Petitioner, an inmate at Shawangunk Correctional Facility in Ulster County, ordered two jogging suits from an outside vendor. When the jogging suits arrived at the facility and were inspected, the tops thereto were classified as sweatshirts with zippers, which are prohibited under Department of Correctional Services Directive No. 4911(V) (Attachment D) (E) (4) (d). Petitioner thereafter filed a grievance contending, among other things, that he arbitrarily was denied the jogging suit tops based upon alleged religious discrimination. Ultimately, the Central Office Review Committee (hereinafter CORC) denied petitioner’s grievance, prompting him to commence this proceeding pursuant to CPLR article 78 to challenge that determination. Upon finding no basis for petitioner’s claim of religious discrimination, Supreme Court dismissed the application and this appeal ensued.
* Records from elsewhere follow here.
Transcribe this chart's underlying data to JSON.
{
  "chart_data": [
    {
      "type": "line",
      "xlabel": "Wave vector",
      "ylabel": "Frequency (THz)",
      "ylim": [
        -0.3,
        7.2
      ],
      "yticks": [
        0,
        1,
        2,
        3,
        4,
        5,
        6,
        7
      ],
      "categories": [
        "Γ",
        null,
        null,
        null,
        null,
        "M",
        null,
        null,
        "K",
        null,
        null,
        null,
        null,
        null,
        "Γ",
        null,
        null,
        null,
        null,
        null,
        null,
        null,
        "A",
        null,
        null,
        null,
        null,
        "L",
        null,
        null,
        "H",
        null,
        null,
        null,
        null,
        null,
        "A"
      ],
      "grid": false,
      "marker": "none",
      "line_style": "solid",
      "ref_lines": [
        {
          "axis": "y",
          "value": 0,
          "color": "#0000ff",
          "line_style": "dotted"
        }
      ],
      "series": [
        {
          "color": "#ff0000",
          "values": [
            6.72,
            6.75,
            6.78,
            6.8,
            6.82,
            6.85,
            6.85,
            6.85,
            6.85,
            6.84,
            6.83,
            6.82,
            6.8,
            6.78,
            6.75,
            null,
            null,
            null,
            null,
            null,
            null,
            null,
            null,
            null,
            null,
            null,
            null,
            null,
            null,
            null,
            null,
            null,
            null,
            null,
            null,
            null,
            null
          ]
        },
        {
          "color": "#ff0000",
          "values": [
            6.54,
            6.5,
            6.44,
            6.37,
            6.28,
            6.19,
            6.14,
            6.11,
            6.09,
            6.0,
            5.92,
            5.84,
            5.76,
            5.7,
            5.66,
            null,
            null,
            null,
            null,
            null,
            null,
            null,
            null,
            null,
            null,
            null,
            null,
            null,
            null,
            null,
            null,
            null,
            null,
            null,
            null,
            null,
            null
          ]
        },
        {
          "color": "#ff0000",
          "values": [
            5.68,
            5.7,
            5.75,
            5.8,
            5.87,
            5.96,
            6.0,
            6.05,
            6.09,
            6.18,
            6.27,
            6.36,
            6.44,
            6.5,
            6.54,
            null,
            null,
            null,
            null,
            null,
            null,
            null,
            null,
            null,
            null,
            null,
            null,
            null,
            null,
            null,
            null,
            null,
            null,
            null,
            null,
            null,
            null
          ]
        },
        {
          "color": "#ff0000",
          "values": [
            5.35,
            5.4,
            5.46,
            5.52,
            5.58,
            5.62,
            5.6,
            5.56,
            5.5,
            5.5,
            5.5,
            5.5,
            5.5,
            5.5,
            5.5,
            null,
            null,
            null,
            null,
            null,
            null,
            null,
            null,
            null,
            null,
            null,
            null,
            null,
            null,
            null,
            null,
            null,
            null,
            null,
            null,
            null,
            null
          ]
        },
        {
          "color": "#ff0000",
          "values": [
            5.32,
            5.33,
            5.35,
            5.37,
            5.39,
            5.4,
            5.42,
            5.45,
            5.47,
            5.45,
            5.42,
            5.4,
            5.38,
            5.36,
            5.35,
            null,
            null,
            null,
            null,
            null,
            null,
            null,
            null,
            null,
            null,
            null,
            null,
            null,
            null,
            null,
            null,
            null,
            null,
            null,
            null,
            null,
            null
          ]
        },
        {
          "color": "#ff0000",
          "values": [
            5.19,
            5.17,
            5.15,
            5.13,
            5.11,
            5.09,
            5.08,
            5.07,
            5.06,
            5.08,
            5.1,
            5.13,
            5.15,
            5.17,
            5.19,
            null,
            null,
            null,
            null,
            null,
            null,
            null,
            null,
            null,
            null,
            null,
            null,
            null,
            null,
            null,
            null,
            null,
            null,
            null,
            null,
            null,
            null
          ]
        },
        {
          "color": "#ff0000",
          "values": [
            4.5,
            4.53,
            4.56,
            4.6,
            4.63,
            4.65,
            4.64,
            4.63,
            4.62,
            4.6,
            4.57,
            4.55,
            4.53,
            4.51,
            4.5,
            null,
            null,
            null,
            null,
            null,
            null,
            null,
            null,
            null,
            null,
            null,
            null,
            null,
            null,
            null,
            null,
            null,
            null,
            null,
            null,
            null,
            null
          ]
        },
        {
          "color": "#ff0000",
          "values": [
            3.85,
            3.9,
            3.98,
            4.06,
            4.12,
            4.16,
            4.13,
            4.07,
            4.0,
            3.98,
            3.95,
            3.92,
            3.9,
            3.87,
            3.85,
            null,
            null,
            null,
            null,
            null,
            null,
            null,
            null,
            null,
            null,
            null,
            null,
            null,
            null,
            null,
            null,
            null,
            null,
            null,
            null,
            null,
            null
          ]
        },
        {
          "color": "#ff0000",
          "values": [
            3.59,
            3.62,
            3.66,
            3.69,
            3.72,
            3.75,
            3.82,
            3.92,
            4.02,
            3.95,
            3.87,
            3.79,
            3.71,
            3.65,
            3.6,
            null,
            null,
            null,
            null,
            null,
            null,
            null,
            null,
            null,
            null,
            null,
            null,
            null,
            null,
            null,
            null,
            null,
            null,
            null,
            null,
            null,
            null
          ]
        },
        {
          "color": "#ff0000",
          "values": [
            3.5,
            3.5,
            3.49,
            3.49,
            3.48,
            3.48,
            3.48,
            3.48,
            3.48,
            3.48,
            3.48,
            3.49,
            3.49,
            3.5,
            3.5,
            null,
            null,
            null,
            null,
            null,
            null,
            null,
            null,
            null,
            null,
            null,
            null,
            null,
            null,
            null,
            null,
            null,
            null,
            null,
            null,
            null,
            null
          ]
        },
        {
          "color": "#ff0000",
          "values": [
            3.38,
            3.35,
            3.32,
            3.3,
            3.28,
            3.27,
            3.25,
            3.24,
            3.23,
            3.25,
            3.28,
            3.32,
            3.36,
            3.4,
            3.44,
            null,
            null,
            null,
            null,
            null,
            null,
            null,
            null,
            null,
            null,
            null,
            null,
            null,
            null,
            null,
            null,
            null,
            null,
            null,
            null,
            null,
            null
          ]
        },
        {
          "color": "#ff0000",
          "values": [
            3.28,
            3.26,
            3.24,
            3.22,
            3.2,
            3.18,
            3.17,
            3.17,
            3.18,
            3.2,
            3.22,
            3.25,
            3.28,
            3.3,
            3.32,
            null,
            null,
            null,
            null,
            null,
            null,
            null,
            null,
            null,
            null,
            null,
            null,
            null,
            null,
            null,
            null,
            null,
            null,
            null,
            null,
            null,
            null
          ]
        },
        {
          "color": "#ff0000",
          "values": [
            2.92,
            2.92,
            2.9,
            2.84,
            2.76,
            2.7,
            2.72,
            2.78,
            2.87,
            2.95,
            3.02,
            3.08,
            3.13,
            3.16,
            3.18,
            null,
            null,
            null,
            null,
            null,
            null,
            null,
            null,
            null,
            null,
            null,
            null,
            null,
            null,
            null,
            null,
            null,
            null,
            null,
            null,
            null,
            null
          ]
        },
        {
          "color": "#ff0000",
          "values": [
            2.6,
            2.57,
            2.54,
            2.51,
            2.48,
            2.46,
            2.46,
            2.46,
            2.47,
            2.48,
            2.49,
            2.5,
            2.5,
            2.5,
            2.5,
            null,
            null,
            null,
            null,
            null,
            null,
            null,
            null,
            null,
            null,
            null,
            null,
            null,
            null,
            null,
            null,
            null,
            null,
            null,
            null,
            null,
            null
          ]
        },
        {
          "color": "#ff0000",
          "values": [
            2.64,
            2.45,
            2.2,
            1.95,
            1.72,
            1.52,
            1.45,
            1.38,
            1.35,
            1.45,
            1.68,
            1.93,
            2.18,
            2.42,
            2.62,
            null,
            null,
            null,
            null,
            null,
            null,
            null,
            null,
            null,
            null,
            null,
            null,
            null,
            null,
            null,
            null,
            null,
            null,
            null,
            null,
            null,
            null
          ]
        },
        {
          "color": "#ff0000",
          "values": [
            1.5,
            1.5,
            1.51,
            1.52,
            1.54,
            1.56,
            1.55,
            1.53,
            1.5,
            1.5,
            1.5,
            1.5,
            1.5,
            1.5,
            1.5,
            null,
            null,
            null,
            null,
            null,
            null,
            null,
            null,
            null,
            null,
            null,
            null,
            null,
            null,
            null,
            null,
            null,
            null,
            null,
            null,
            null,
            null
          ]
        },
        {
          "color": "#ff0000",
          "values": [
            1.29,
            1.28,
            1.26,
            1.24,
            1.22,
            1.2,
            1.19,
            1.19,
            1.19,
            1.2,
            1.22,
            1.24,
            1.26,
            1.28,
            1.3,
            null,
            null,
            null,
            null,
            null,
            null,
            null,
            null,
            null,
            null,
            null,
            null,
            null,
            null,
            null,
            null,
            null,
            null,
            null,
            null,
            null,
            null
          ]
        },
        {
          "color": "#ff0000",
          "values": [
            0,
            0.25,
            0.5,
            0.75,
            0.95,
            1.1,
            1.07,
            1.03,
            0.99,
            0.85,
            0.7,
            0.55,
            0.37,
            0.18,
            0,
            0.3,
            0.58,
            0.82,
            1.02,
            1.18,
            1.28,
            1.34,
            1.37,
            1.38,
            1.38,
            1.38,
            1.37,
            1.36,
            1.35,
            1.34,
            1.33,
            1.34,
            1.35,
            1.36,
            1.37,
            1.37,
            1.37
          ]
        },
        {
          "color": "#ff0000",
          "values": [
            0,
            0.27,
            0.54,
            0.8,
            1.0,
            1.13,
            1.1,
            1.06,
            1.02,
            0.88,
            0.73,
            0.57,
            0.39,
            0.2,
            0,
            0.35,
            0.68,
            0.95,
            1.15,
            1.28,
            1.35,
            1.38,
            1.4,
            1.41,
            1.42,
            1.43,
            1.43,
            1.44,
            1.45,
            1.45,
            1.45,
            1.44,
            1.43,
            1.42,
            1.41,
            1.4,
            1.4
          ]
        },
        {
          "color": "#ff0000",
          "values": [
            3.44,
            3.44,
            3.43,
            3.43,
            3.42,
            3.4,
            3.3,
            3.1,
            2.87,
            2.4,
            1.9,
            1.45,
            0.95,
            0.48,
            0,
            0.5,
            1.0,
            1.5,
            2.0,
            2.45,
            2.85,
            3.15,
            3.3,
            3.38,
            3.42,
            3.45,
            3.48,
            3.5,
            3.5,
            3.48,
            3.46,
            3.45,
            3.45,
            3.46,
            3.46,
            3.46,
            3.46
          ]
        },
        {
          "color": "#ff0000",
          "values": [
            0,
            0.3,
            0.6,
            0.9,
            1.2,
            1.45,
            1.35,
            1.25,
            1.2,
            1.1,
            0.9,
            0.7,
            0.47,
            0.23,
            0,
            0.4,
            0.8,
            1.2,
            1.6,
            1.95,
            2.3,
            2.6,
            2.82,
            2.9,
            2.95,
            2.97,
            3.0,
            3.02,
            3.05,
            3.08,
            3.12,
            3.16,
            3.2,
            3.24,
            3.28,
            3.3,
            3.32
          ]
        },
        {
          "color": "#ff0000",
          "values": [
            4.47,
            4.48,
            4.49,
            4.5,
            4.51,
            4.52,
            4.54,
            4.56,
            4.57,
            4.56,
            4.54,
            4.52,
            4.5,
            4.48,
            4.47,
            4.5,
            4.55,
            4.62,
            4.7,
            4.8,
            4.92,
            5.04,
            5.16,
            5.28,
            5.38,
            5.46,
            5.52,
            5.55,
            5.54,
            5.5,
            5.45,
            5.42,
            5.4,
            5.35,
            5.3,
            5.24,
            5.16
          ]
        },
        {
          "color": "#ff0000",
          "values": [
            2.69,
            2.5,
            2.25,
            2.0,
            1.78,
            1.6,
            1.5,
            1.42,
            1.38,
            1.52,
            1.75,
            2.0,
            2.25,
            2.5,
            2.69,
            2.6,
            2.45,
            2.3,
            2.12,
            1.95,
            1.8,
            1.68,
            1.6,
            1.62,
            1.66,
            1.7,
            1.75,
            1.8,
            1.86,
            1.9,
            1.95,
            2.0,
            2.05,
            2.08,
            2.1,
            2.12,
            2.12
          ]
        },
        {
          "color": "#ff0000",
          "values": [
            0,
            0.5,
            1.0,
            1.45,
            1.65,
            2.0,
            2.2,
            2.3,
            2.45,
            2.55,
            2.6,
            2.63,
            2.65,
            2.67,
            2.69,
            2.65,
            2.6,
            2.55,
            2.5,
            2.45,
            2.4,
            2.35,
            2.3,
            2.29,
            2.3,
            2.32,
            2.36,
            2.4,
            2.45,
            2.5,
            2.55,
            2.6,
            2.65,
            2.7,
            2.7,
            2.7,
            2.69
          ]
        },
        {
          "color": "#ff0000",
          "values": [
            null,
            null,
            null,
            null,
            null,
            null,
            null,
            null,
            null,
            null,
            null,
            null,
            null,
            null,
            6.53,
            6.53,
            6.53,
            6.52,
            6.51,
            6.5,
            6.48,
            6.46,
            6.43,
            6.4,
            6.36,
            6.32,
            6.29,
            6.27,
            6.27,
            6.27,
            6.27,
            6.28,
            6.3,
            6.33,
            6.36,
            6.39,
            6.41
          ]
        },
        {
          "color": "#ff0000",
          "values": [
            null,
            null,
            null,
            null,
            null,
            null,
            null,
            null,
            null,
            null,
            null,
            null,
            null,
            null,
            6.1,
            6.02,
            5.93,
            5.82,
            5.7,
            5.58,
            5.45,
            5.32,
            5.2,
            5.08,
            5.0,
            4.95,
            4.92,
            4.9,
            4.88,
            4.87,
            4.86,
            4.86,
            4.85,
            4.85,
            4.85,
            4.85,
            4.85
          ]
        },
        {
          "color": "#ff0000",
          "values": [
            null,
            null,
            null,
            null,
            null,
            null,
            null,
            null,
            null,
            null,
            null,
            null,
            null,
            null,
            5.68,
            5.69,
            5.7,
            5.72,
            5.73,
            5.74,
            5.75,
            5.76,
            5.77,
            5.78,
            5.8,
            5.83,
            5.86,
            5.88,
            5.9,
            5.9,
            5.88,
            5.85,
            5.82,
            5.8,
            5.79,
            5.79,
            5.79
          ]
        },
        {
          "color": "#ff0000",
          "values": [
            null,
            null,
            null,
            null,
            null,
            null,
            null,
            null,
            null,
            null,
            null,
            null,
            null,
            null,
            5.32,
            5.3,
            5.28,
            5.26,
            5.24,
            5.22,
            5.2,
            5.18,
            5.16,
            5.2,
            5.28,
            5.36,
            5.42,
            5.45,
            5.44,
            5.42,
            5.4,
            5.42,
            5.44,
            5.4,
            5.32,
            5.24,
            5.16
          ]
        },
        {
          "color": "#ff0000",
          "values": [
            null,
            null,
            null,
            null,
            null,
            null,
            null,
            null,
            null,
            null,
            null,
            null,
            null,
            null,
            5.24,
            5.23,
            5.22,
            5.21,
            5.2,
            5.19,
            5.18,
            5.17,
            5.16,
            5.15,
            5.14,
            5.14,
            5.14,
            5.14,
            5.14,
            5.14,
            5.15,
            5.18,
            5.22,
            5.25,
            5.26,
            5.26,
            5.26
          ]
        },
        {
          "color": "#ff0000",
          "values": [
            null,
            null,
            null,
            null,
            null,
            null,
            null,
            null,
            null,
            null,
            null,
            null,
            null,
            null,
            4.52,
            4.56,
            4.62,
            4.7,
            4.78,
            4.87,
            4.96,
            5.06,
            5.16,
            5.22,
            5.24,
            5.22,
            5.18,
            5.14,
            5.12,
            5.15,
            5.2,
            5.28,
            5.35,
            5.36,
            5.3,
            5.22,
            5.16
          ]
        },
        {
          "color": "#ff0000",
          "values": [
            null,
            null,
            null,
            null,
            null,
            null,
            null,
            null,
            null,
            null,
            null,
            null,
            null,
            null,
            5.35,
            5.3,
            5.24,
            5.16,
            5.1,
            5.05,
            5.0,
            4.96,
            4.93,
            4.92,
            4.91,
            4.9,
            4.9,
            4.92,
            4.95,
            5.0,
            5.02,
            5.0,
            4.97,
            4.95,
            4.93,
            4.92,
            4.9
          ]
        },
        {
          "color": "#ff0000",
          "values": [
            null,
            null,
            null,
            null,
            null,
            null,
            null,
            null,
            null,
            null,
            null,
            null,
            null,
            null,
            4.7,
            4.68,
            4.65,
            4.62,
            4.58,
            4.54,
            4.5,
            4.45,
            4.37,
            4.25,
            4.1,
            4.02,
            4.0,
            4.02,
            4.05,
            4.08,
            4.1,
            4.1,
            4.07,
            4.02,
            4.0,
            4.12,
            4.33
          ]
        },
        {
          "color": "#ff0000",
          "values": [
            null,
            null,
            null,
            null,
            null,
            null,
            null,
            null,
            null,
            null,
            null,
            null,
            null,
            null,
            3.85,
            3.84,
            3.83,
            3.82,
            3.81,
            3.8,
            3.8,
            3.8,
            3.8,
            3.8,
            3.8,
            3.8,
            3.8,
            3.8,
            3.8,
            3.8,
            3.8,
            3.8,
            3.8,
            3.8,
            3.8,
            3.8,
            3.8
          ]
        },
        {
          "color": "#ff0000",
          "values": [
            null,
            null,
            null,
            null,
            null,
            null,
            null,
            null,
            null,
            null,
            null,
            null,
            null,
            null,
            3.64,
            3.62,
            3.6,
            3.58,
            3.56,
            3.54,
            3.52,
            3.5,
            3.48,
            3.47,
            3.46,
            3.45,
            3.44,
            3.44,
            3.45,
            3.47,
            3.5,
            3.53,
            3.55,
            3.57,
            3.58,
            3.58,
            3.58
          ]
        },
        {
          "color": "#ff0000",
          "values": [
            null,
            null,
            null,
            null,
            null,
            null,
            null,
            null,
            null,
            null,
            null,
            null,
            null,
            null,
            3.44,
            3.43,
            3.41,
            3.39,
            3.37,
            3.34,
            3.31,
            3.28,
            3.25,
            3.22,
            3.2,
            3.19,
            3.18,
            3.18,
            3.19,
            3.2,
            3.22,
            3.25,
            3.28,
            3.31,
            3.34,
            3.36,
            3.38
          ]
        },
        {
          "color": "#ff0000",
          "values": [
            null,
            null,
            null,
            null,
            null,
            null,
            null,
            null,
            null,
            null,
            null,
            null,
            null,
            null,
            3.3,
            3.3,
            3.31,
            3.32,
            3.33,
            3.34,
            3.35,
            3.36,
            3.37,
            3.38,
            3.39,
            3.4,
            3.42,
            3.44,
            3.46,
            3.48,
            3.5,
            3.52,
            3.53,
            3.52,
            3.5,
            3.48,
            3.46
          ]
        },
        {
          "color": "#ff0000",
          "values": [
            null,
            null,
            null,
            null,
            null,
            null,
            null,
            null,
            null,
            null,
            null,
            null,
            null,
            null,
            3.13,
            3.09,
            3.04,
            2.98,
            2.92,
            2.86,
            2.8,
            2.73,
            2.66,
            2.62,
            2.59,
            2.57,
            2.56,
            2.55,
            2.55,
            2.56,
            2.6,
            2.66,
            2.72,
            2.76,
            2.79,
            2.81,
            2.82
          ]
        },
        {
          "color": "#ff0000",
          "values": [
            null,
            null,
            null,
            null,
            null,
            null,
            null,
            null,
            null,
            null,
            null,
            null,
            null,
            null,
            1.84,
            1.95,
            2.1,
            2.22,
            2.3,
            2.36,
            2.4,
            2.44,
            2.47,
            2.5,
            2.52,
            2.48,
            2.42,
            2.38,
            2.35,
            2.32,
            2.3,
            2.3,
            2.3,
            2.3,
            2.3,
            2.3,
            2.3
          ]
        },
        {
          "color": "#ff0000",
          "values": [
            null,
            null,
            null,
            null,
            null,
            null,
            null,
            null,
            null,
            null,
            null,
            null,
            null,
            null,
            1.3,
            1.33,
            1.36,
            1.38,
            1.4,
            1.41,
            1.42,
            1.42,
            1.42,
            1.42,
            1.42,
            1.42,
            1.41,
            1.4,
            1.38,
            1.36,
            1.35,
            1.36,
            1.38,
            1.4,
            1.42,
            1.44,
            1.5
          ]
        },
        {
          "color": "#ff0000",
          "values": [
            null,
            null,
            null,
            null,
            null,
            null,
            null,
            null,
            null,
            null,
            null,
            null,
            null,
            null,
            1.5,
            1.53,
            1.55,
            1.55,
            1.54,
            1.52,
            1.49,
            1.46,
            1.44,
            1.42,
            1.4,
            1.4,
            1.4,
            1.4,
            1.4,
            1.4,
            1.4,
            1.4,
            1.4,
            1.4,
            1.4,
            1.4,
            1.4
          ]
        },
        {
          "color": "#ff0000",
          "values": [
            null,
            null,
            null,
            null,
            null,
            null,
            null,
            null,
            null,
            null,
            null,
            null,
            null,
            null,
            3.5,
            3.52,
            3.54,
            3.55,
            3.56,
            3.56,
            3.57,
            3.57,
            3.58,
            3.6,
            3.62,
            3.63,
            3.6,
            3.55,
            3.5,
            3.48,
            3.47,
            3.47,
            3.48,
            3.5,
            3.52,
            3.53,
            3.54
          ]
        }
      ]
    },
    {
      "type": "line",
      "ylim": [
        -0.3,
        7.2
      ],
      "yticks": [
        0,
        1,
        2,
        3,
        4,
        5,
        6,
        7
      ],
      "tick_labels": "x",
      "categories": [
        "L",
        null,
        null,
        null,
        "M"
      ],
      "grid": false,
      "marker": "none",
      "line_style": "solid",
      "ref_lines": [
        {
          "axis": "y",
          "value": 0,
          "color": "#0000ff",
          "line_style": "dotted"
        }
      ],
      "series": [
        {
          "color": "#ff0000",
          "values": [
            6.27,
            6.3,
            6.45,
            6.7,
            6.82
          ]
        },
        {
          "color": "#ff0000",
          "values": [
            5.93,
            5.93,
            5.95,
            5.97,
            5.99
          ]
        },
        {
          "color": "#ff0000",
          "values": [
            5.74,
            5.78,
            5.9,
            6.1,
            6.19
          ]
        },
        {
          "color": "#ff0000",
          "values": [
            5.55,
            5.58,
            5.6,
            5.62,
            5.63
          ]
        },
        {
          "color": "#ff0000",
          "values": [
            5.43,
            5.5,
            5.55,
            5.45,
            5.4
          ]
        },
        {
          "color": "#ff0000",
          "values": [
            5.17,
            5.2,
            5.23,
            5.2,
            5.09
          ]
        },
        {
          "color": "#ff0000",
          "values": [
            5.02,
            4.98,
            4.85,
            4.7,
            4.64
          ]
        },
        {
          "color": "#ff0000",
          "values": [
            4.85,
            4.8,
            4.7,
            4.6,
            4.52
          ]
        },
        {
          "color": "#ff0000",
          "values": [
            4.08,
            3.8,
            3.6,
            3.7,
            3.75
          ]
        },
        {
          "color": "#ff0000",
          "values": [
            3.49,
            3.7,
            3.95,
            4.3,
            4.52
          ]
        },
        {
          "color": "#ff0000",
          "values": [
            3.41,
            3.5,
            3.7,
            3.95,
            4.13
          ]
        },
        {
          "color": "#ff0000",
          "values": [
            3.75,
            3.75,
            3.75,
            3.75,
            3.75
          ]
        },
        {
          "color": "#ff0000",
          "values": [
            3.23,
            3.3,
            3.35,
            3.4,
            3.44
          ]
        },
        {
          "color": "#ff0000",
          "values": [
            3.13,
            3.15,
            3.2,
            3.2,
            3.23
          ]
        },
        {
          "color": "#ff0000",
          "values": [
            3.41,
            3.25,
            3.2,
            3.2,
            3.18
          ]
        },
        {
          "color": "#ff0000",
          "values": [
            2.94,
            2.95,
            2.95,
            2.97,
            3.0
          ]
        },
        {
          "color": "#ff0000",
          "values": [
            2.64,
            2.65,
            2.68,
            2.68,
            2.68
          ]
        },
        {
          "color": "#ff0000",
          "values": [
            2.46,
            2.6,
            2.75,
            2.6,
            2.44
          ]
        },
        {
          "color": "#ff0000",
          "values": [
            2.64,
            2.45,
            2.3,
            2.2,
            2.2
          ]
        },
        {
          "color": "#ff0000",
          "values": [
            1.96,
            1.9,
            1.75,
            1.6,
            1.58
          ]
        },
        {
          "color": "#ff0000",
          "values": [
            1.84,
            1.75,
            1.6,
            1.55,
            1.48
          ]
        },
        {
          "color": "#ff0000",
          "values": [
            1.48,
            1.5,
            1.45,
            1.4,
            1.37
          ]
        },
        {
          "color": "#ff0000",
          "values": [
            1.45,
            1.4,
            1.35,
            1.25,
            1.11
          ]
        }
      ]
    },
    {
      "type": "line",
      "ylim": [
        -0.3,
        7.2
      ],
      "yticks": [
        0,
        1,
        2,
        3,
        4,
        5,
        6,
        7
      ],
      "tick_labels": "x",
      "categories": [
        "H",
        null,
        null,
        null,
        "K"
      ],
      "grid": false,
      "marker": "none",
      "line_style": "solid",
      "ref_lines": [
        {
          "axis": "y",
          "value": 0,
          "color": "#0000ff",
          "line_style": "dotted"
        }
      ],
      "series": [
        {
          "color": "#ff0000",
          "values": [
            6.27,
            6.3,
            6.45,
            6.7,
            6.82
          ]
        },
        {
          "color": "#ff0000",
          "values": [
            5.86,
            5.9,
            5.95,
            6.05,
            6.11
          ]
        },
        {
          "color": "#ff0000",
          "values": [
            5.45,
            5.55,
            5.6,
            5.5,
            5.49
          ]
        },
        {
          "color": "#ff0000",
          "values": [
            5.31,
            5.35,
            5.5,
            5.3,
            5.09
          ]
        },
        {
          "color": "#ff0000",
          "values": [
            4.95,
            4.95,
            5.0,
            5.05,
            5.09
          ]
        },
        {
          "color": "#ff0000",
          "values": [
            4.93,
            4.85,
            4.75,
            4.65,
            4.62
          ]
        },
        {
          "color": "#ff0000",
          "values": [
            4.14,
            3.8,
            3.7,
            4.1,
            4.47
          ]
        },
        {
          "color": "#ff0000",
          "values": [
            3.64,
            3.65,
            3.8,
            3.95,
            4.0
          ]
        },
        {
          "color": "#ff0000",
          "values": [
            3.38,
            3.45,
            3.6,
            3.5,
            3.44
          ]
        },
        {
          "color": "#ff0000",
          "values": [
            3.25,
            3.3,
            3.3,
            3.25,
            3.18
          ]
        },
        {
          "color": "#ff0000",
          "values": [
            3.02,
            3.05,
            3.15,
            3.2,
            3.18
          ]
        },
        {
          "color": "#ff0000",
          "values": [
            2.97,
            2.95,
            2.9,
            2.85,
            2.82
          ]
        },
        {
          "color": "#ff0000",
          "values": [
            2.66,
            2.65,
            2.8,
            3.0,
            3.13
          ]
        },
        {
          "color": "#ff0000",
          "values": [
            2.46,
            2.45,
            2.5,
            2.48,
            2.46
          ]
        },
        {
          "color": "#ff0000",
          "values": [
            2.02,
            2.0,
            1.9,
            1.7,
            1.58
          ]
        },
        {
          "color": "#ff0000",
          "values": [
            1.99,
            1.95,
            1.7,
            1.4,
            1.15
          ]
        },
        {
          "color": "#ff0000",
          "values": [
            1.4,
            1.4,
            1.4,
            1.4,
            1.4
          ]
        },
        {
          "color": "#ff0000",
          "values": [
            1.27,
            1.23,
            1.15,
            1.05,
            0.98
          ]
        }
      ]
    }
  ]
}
We affirm. In order to prevail, petitioner was required to demonstrate that CORC’s determination was irrational or arbitrary and capricious (see Matter of Williams v Goord, 41 AD3d 1118 [2007], lv denied 9 NY3d 812 [2007]; Matter of Matos v Goord, 27 AD3d 940, 941 [2006]). This he failed to do. Preliminarily, the record is bereft of any evidence to support petitioner’s conclusory claims of religious discrimination. As to the substance of the grievance, the cited directive plainly imposes a “no zippers” restriction upon sweatshirts and sweatpants (see Department of Correctional Services Directive No. 4911 [V] [Attach*799ment D] [E] [4] [d]), and we perceive no irrationality in CORC’s determination that a jogging suit top qualifies as a zippered sweatshirt. Petitioner’s remaining contentions, to the extent not specifically addressed, have been examined and found to be lacking in merit.
Cardona, PJ., Rose, Lahtinen and Kane, JJ., concur. Ordered that the judgment is affirmed, without costs.